Drunken Philosophy: Are you really who you think you are? What is the "self"?
Detalles
I have been studying the question of "self" online with Prof. Ellie Anderson and so I thought a prompt on the "self" might be interesting. Full confession: I had Claude create this prompt and I like it, so here goes:
Imagine a thought experiment that merges two classic puzzles:
> You undergo a procedure, performed neuron by neuron, in which every biological component of your brain is replaced with a functionally identical synthetic substitute. At each step, your behavior, memories, and personality remain unchanged. When the last neuron is swapped, is the consciousness experiencing the world still you? And — more pressingly — was there ever a continuous "you" to begin with?

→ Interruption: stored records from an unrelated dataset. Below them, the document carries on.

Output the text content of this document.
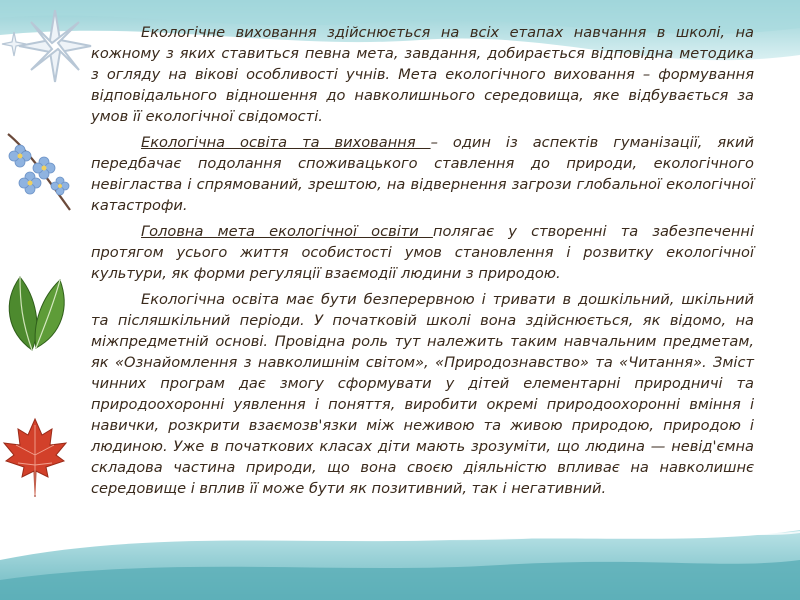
Екологічне виховання здійснюється на всіх етапах навчання в школі, на кожному з яких ставиться певна мета, завдання, добирається відповідна методика з огляду на вікові особливості учнів. Мета екологічного виховання – формування відповідального відношення до навколишнього середовища, яке відбувається за умов її екологічної свідомості.

Екологічна освіта та виховання – один із аспектів гуманізації, який передбачає подолання споживацького ставлення до природи, екологічного невігластва і спрямований, зрештою, на відвернення загрози глобальної екологічної катастрофи.

Головна мета екологічної освіти полягає у створенні та забезпеченні протягом усього життя особистості умов становлення і розвитку екологічної культури, як форми регуляції взаємодії людини з природою.

Екологічна освіта має бути безперервною і тривати в дошкільний, шкільний та післяшкільний періоди. У початковій школі вона здійснюється, як відомо, на міжпредметній основі. Провідна роль тут належить таким навчальним предметам, як «Ознайомлення з навколишнім світом», «Природознавство» та «Читання». Зміст чинних програм дає змогу сформувати у дітей елементарні природничі та природоохоронні уявлення і поняття, виробити окремі природоохоронні вміння і навички, розкрити взаємозв'язки між неживою та живою природою, природою і людиною. Уже в початкових класах діти мають зрозуміти, що людина — невід'ємна складова частина природи, що вона своєю діяльністю впливає на навколишнє середовище і вплив її може бути як позитивний, так і негативний.
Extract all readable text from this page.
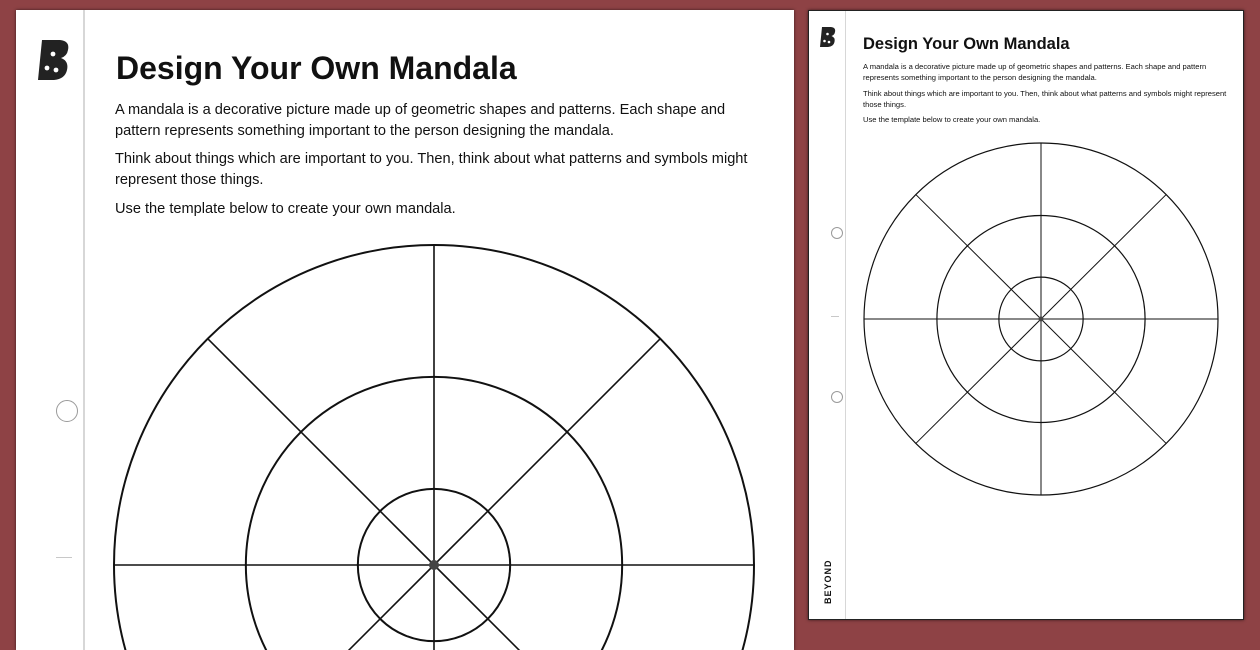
Design Your Own Mandala

A mandala is a decorative picture made up of geometric shapes and patterns. Each shape and pattern represents something important to the person designing the mandala.

Think about things which are important to you. Then, think about what patterns and symbols might represent those things.

Use the template below to create your own mandala.

Design Your Own Mandala

A mandala is a decorative picture made up of geometric shapes and patterns. Each shape and pattern represents something important to the person designing the mandala.

Think about things which are important to you. Then, think about what patterns and symbols might represent those things.

Use the template below to create your own mandala.

BEYOND
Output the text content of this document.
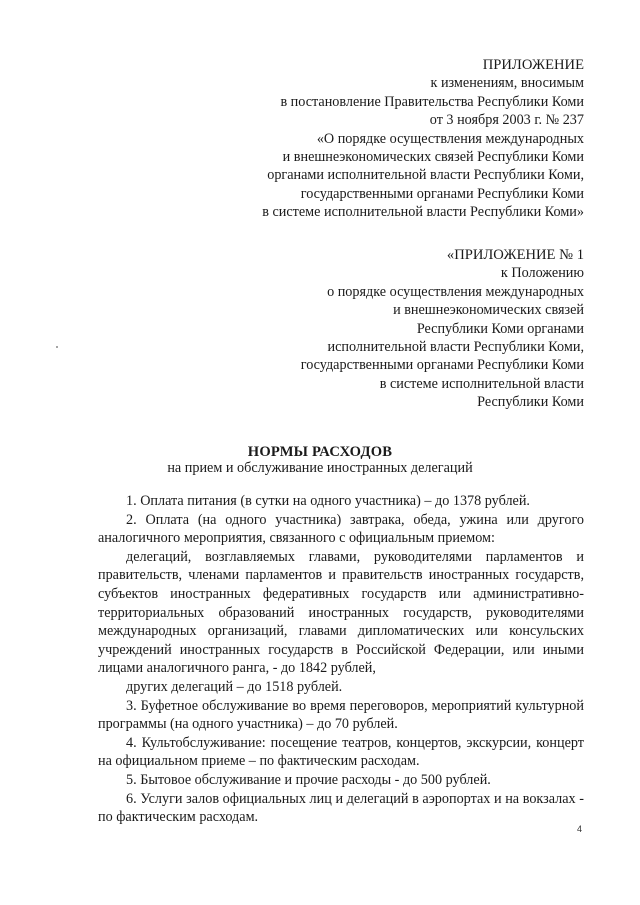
ПРИЛОЖЕНИЕ
к изменениям, вносимым
в постановление Правительства Республики Коми
от 3 ноября 2003 г. № 237
«О порядке осуществления международных
и внешнеэкономических связей Республики Коми
органами исполнительной власти Республики Коми,
государственными органами Республики Коми
в системе исполнительной власти Республики Коми»
«ПРИЛОЖЕНИЕ № 1
к Положению
о порядке осуществления международных
и внешнеэкономических связей
Республики Коми органами
исполнительной власти Республики Коми,
государственными органами Республики Коми
в системе исполнительной власти
Республики Коми
НОРМЫ РАСХОДОВ
на прием и обслуживание иностранных делегаций

1. Оплата питания (в сутки на одного участника) – до 1378 рублей.

2. Оплата (на одного участника) завтрака, обеда, ужина или другого аналогичного мероприятия, связанного с официальным приемом:

делегаций, возглавляемых главами, руководителями парламентов и правительств, членами парламентов и правительств иностранных государств, субъектов иностранных федеративных государств или административно-территориальных образований иностранных государств, руководителями международных организаций, главами дипломатических или консульских учреждений иностранных государств в Российской Федерации, или иными лицами аналогичного ранга, - до 1842 рублей,

других делегаций – до 1518 рублей.

3. Буфетное обслуживание во время переговоров, мероприятий культурной программы (на одного участника) – до 70 рублей.

4. Культобслуживание: посещение театров, концертов, экскурсии, концерт на официальном приеме – по фактическим расходам.

5. Бытовое обслуживание и прочие расходы - до 500 рублей.

6. Услуги залов официальных лиц и делегаций в аэропортах и на вокзалах - по фактическим расходам.

4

### Questions to Wrestle With
- If consciousness is purely physical, does the gradual nature of the replacement matter, or is it equivalent to being destroyed and rebuilt?
- Could there be a "self" without continuity of experience — even moment to moment, while you sleep?
On a more practical level, consider the simpler case first: hemispherectomy patients — people who have had an entire cerebral hemisphere surgically removed — often retain a strong sense of personal identity and continuity. This suggests "you" are not rigidly tied to specific physical material. But does that vindicate the synthetic neuron case, or merely show that identity is more flexible than we thought — not that it can survive complete substrate replacement?
I used Claude so I could get this out today and let everyone have some time to consider it. Hope to see you at the Oracle. Sorry about the location change two weeks ago. That's what I get for trusting local weather predictions!